Set this property to true, if you want to enable native column masking functionality. Note:- The native column masking can only be created on tables, they can't be created on views.

Note

Native column maskingcan exclusively be generated for tables; they cannot be generated for views.

Enforce vertica tr filter policies

CONNECTOR_VERTICA_ENABLE_MASKING

FALSE

enable.tr.filter

ADVANCE

Set this property to true, if you want to enable native tr filter functionality.

Note

Native tr filters can exclusively be generated for tables; they cannot be generated for views.

Default masked value for numeric datatype columns

CONNECTOR_VERTICA_MASKED_NUMBER_VALUE

FALSE

masked.int.value

ADVANCE

This property is used to specify the default masking value for numeric columns.

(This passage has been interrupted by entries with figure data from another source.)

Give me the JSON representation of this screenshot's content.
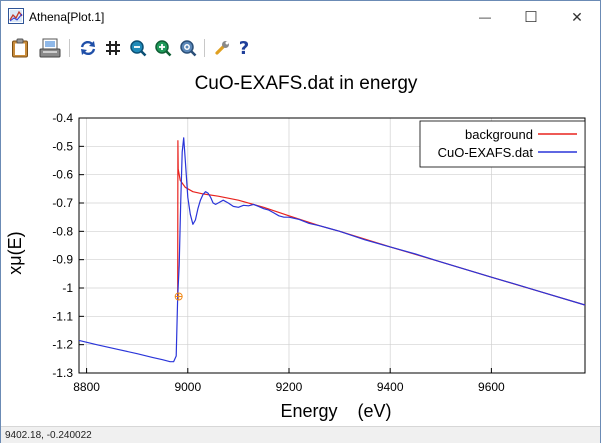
{
  "window": {
    "title": "Athena[Plot.1]",
    "minimize_glyph": "—",
    "maximize_glyph": "☐",
    "close_glyph": "✕"
  },
  "toolbar": {
    "icons": [
      "clipboard-icon",
      "save-plot-icon",
      "refresh-icon",
      "grid-icon",
      "zoom-in-icon",
      "zoom-out-icon",
      "zoom-reset-icon",
      "settings-wrench-icon",
      "help-icon"
    ],
    "help_glyph": "?"
  },
  "status": {
    "text": "9402.18, -0.240022"
  },
  "colors": {
    "background_series": "#e8231e",
    "data_series": "#2a35d9",
    "marker": "#f08a1a",
    "border": "#6b8bb5"
  },
  "chart_data": {
    "type": "line",
    "title": "CuO-EXAFS.dat in energy",
    "xlabel": "Energy    (eV)",
    "ylabel": "xμ(E)",
    "xlim": [
      8785,
      9785
    ],
    "ylim": [
      -1.3,
      -0.4
    ],
    "xticks": [
      8800,
      9000,
      9200,
      9400,
      9600
    ],
    "yticks": [
      -0.4,
      -0.5,
      -0.6,
      -0.7,
      -0.8,
      -0.9,
      -1,
      -1.1,
      -1.2,
      -1.3
    ],
    "legend_position": "top-right",
    "grid": true,
    "series": [
      {
        "name": "background",
        "color": "#e8231e",
        "x": [
          8980,
          8980.5,
          8981,
          8985,
          8995,
          9010,
          9030,
          9060,
          9100,
          9150,
          9200,
          9260,
          9300,
          9400,
          9500,
          9600,
          9700,
          9785
        ],
        "y": [
          -1.03,
          -0.48,
          -0.58,
          -0.62,
          -0.645,
          -0.66,
          -0.668,
          -0.676,
          -0.69,
          -0.715,
          -0.745,
          -0.78,
          -0.8,
          -0.855,
          -0.908,
          -0.962,
          -1.015,
          -1.06
        ]
      },
      {
        "name": "CuO-EXAFS.dat",
        "color": "#2a35d9",
        "x": [
          8785,
          8820,
          8860,
          8900,
          8930,
          8950,
          8965,
          8972,
          8977,
          8980,
          8983,
          8986,
          8989,
          8992,
          8995,
          9000,
          9005,
          9010,
          9015,
          9020,
          9025,
          9030,
          9035,
          9040,
          9045,
          9050,
          9055,
          9060,
          9070,
          9080,
          9090,
          9100,
          9110,
          9120,
          9130,
          9140,
          9150,
          9160,
          9170,
          9180,
          9190,
          9200,
          9220,
          9240,
          9260,
          9280,
          9300,
          9350,
          9400,
          9450,
          9500,
          9550,
          9600,
          9650,
          9700,
          9785
        ],
        "y": [
          -1.185,
          -1.2,
          -1.216,
          -1.232,
          -1.245,
          -1.253,
          -1.26,
          -1.26,
          -1.24,
          -1.03,
          -0.92,
          -0.7,
          -0.52,
          -0.47,
          -0.55,
          -0.68,
          -0.74,
          -0.775,
          -0.76,
          -0.72,
          -0.69,
          -0.67,
          -0.66,
          -0.665,
          -0.68,
          -0.7,
          -0.705,
          -0.7,
          -0.69,
          -0.7,
          -0.712,
          -0.715,
          -0.708,
          -0.71,
          -0.705,
          -0.712,
          -0.72,
          -0.725,
          -0.735,
          -0.745,
          -0.75,
          -0.75,
          -0.758,
          -0.772,
          -0.78,
          -0.79,
          -0.8,
          -0.83,
          -0.855,
          -0.88,
          -0.908,
          -0.935,
          -0.962,
          -0.988,
          -1.015,
          -1.06
        ]
      }
    ],
    "marker": {
      "x": 8982,
      "y": -1.03,
      "color": "#f08a1a"
    }
  }
}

Default masked value for text/varchar/string datatype columns

CONNECTOR_VERTICA_MASKED_TEXT_VALUE

FALSE

masked.text.value

ADVANCE

This property is used to specify the default masking value for text/string columns.

Enable policy enforcements and user/group/role management

CONNECTOR_VERTICA_GRANT_UPDATES

FALSE

perform.grant.updates

BASIC

This property controls whether actual grant/revoke and create/update/delete queries for user/group/role should be run on Vertica.

Access audits management

Enable access audits

CONNECTOR_VERTICA_AUDIT_ENABLE

FALSE

enable.audit

BASIC

This property is used to enable access audit fetching from vertica.

Users to exclude when fetching access audits

CONNECTOR_VERTICA_AUDIT_EXCLUDED_USERS

FALSE

audit.excluded.users

ADVANCE

This property is used to set the list of users whose access audits we want to ignore. It takes list of comma separated users.